William and Mary Smash Club provides gamers with a venue for making friends while smashing opponents

In the depths of Tazewell Hall, a group gathers around a few old CRT televisions. What follows is an experience that causes sweat to flow and hands to become sore. This is Smash.

Many students at the College of William and Mary have either played, or at least come across, Nintendo’s Super Smash Bros. at some point in their life. Super Smash Bros., or “Smash” as it is moer commonly known, is a 2D fighting game franchise first created by Nintendo in 1999. Since then, it has become one of Nintendo’s bestselling video game series.

Smash involves characters from a variety of other Nintendo franchises that players can choose to fight with. The game’s objective is to knock your opponent out of the arena and to achieve the most damage possible in the shortest amount of time, without suffering damage yourself.

The members of the College’s Smash club have varying levels of skill and experience.

“I was the best player in my high school,” Jigglypuff player Will Siegmund ’19 said. “I was a big fish in a tiny pond, whereas now I am a little fish in a big pond.”

I thought I would win easy… He crushed me. People don’t realize how hardcore this game can get.

This is the Smash club’s first semester as an official campus organization, though it existed unofficially last semester. The Smash club unofficially began when members of the discontinued Competitive Gaming Club decided that they wanted to form a club dedicated specifically to playing Super Smash Bros.

Now it has roughly 100 members, with a core of around 30 dedicated players who run the day-to-day business of the club.
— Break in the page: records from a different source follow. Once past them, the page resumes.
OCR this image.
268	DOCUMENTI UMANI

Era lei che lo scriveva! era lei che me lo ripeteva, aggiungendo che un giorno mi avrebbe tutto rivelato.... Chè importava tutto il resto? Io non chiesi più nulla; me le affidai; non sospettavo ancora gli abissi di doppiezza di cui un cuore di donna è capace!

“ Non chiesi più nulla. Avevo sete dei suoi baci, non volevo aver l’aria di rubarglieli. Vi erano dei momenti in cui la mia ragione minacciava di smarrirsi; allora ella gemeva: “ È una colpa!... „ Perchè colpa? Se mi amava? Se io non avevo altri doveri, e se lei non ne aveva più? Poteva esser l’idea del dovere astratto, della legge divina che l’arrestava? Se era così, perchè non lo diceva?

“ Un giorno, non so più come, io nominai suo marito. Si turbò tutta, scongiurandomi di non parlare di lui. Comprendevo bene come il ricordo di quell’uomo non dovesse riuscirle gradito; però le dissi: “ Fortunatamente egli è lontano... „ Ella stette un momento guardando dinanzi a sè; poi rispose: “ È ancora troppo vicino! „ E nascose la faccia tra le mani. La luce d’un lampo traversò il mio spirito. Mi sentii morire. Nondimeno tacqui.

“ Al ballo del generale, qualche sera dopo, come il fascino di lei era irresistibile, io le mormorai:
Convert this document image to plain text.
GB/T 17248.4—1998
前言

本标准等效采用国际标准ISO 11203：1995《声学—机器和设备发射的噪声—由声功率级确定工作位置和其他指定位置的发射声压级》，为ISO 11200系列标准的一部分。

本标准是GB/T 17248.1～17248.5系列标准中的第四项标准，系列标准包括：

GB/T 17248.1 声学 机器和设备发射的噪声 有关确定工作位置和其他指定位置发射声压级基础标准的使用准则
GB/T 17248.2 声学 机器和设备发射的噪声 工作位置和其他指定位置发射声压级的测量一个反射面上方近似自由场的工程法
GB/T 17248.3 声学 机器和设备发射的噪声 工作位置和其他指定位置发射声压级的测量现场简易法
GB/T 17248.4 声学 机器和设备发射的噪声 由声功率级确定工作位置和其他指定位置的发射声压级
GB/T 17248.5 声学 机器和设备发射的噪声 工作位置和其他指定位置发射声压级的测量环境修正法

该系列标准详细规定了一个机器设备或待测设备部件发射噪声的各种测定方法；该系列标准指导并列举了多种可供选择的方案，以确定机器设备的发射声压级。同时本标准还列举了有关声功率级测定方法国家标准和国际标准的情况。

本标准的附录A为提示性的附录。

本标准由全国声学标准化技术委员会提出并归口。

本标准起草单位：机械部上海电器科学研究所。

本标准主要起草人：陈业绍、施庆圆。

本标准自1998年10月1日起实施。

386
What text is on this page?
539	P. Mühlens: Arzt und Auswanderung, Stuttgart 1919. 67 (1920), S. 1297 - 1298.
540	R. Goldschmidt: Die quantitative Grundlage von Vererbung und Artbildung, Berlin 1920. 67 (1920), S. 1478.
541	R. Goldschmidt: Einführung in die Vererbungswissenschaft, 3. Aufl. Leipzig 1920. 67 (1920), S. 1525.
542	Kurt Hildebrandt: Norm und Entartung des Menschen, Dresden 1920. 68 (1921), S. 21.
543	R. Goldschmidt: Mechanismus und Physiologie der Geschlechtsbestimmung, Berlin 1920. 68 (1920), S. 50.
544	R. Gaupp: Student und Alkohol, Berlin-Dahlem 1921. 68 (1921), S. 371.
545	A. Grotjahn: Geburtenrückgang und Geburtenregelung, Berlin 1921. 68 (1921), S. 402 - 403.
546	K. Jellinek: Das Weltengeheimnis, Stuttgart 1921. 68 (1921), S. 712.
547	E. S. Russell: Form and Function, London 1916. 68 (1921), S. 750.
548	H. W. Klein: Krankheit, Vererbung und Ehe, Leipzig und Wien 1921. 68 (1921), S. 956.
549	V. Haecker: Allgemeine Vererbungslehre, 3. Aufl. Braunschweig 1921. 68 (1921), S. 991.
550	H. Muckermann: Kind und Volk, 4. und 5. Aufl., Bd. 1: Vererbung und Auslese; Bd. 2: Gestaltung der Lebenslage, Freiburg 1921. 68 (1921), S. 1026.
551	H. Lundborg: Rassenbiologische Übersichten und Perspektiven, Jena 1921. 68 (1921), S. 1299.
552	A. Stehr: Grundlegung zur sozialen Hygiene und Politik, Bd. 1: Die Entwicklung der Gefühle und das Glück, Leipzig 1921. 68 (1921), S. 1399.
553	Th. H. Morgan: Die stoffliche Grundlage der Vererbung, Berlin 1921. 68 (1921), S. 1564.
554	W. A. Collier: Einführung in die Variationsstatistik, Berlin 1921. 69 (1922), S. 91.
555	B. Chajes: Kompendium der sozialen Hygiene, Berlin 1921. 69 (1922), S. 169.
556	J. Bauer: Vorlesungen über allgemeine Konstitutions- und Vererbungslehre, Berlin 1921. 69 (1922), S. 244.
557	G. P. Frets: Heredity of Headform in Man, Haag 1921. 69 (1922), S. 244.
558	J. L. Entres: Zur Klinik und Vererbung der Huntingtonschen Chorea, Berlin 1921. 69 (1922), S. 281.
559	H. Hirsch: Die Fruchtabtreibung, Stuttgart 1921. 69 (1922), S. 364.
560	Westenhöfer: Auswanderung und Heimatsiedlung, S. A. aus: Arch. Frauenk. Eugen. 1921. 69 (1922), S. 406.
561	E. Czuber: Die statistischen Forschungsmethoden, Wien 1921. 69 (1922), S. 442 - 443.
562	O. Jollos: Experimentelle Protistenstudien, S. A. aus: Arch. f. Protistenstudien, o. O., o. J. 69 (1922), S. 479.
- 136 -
Seigmund said he decided to join the club when he challenged club president and Princess Peach player Arjun Malhotra ’17 to a one handed match.

“I thought I would win easy,” Seigmund said. “He crushed me. People don’t realize how hardcore this game can get.”

The club has weekly sessions on Friday in the basement of Tazewell that last from 2 p.m. until 2 a.m., and club members will drop in when convenient to play. There are also impromptu sessions during the week that usually are organized through the club’s Facebook page.

… Smash club members bond over the competitive drive and the love of the game.

Every Saturday during the semester, members attend a regional Smash tournament. As Super Smash is geared toward one-on-one gameplay, attendants in the tournament compete as individuals, coming from around the area.

According to Malhotra, these tournaments are a key part of the Smash club.

“The whole point of the club is to teach players how to play competitively,” Malhotra said. “We teach our new members terms and techniques necessary for playing Smash on a competitive level.”

Whether a member is a Fox player who utilizes hit and run tactics or a Captain Falcon player who uses powerful attacks and excellent combo ability to punish their opponents, Smash club members said they bond over the competitive drive and the love of the game.

“Smash has a very big social component because there is no online gameplay, meaning you have to play against other people in person,” Falco player Ciaran Lowell ’19 said. “My favorite thing about Smash club is hanging out with the guys.”